Today’s Scripture Reading (July 26, 2017): Zechariah 11

I am a bargain hunter. Okay, not really. I hate shopping (unless it is for books – it is dangerous to leave me in a used bookstore for very long.) I don’t hunt for bargains. Maybe I am just cheap. I don’t easily part with my money.

It is the tension of modern society. We want to pay the least for things that we consume while being paid the most for the jobs that we do. When you stop to think about that, it is counter intuitive. We can’t have it both ways. And if we are honest, we most often feel that the reverse is what is true in our lives. We pay the top price for the things that we buy while receiving only the least that someone can possibly give us as our wage for the things that we do. As a result, we never feel that we can ever get ahead financially.

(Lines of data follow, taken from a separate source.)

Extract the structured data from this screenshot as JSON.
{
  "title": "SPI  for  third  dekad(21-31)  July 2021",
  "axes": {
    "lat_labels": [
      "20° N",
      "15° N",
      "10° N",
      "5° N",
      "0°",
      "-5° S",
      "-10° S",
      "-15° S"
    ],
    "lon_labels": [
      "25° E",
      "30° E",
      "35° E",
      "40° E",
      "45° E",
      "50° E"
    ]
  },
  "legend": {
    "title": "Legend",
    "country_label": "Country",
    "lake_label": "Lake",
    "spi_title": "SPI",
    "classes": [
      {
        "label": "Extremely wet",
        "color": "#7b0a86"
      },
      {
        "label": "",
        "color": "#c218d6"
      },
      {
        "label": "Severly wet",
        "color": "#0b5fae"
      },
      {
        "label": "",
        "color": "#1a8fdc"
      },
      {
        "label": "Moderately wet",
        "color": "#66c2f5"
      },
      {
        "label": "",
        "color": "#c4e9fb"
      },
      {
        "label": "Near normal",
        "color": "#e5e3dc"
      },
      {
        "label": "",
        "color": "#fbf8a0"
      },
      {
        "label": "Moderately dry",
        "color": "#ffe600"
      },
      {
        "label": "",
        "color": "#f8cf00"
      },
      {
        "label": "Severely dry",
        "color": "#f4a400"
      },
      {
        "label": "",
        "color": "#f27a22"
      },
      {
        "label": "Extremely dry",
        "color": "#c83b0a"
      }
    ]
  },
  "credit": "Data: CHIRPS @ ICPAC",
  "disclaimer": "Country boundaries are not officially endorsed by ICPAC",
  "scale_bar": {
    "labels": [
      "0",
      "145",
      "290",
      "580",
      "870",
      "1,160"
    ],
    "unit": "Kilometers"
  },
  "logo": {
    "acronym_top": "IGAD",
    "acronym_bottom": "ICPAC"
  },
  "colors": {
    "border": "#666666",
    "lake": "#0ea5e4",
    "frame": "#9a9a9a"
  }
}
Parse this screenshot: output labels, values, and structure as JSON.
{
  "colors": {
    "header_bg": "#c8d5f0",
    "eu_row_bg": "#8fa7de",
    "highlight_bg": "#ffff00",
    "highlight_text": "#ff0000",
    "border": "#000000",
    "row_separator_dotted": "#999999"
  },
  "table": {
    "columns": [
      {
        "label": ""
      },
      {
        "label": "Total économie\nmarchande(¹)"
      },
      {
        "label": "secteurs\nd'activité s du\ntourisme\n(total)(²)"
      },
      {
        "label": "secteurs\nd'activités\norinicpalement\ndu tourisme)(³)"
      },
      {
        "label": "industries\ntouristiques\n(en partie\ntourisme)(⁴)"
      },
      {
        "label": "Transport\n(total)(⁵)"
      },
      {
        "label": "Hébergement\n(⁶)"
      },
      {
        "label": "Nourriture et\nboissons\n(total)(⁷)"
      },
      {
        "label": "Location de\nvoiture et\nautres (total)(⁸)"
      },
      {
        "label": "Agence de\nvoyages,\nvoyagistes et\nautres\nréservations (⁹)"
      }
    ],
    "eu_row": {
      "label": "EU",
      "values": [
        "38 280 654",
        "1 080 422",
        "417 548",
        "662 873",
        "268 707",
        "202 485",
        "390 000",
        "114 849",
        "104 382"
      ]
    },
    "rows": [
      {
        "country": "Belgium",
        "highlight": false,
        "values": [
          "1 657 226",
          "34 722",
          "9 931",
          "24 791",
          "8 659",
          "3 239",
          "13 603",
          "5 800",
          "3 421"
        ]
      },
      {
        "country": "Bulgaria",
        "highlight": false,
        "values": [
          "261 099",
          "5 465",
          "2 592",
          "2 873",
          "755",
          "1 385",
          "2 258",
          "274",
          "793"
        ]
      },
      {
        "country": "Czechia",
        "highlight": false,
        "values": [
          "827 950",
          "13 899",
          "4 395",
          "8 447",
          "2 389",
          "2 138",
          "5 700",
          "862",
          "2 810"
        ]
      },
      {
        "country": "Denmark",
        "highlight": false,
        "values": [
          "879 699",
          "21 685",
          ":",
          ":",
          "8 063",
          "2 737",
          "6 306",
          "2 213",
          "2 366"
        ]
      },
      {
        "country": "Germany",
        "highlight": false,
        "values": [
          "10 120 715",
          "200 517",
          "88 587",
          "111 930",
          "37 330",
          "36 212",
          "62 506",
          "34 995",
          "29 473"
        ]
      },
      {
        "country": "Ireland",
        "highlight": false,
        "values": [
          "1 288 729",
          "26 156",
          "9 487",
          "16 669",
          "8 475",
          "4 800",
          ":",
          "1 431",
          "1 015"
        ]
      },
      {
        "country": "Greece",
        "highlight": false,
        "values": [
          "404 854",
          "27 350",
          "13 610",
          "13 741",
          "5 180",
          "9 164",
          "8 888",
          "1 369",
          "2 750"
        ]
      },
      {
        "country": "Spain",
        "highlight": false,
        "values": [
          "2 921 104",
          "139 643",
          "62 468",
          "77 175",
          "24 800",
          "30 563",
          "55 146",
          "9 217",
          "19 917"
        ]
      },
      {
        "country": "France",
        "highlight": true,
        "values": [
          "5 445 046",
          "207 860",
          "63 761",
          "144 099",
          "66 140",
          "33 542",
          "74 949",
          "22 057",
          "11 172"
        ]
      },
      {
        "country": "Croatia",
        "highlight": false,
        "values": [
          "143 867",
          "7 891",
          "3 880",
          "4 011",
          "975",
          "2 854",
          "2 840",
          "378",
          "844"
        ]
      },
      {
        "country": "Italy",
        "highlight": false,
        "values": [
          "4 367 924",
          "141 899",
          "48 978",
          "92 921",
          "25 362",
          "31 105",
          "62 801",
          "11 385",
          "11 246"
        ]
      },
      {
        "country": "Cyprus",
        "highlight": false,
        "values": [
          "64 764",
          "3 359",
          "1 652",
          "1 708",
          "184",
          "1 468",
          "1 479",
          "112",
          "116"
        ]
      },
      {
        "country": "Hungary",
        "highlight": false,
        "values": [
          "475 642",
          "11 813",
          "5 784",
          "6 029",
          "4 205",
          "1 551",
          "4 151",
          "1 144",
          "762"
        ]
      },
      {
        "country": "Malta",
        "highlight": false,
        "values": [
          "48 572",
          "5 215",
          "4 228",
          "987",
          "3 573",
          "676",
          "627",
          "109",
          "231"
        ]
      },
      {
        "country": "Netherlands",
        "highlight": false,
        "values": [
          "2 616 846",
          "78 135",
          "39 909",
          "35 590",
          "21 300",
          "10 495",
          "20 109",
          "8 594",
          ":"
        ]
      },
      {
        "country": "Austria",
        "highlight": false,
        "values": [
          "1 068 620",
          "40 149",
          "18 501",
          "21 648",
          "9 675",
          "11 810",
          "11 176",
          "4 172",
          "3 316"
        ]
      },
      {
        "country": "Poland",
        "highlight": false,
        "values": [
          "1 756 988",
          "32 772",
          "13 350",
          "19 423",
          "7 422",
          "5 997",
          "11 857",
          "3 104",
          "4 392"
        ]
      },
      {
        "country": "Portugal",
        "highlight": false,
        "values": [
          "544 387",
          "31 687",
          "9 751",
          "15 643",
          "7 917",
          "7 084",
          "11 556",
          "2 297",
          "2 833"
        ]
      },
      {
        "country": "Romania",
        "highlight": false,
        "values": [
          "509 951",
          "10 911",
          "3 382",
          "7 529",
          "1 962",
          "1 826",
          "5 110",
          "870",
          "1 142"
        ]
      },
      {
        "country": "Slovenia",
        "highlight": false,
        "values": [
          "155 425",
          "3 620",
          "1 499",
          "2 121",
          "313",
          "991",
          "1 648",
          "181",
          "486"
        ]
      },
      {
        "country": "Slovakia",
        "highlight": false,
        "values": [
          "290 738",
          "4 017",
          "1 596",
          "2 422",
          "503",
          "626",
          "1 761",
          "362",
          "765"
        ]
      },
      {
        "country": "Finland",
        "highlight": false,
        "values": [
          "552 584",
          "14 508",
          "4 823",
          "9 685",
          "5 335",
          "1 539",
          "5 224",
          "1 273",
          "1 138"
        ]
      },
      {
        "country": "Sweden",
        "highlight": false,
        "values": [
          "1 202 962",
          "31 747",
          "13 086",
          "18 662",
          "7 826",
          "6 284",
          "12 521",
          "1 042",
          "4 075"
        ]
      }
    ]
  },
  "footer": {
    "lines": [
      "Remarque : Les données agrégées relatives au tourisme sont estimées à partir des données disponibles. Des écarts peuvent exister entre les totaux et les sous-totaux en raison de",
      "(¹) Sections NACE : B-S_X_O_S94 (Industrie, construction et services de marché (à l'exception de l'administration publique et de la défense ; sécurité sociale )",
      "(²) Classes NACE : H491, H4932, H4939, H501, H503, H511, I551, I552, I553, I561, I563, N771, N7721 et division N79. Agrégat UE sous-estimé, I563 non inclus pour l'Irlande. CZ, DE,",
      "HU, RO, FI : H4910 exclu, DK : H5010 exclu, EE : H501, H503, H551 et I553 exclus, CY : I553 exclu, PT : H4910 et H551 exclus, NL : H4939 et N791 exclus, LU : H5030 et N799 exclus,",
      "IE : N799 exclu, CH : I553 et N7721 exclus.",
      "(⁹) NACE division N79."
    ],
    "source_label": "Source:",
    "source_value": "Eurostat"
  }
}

There is sarcasm in this passage that we miss. The “handsome price” of thirty pieces of silver was the minimum price at which a human life could be valued. Zechariah is not proud of the price that was paid – it simply could not have been any lower. Thirty pieces of silver was the price of a slave. It was the least that could be paid for a human life. The phrase “thirty pieces of silver” catches our imaginations. As Christians, we see in this passage in Zechariah the story of Judas betrayal of Jesus. Jesus was sold for the minimum price. The God of the Heavens and the Earth was sold for the price of a slave.

The apostle Matthew appears to quote from this passage, except that he doesn’t name Zechariah, but instead says that it is from the prophet Jeremiah. “Then what was spoken by Jeremiah the prophet was fulfilled: ‘They took the thirty pieces of silver, the price set on him by the people of Israel, and they used them to buy the potter’s field, as the Lord commanded me’ (Matthew 27:9-10). Scholars have argued for three possible answers to the discrepancy. Maybe this is a copyist error, and at some point, someone who copied the original document of Matthew accidentally substituted Jeremiah for Zechariah. Or it is possible that Zechariah was quoting an unknown teaching of Jeremiah as he tells this story (Zechariah prophesied approximately sixty-five years after Jeremiah). But what makes the most sense is that the book of Zechariah was originally included in the scroll of Jeremiah. So Matthew essentially acknowledges the major author of the scroll on which the prophecy is found, even though the quote came from Zechariah.

But whatever the reason for the discrepancy, we are left with the uncomfortable truth that the price that was paid for Jesus was the absolute minimum. We struck a bargain – and it is a bargain of which I hope that we are not proud.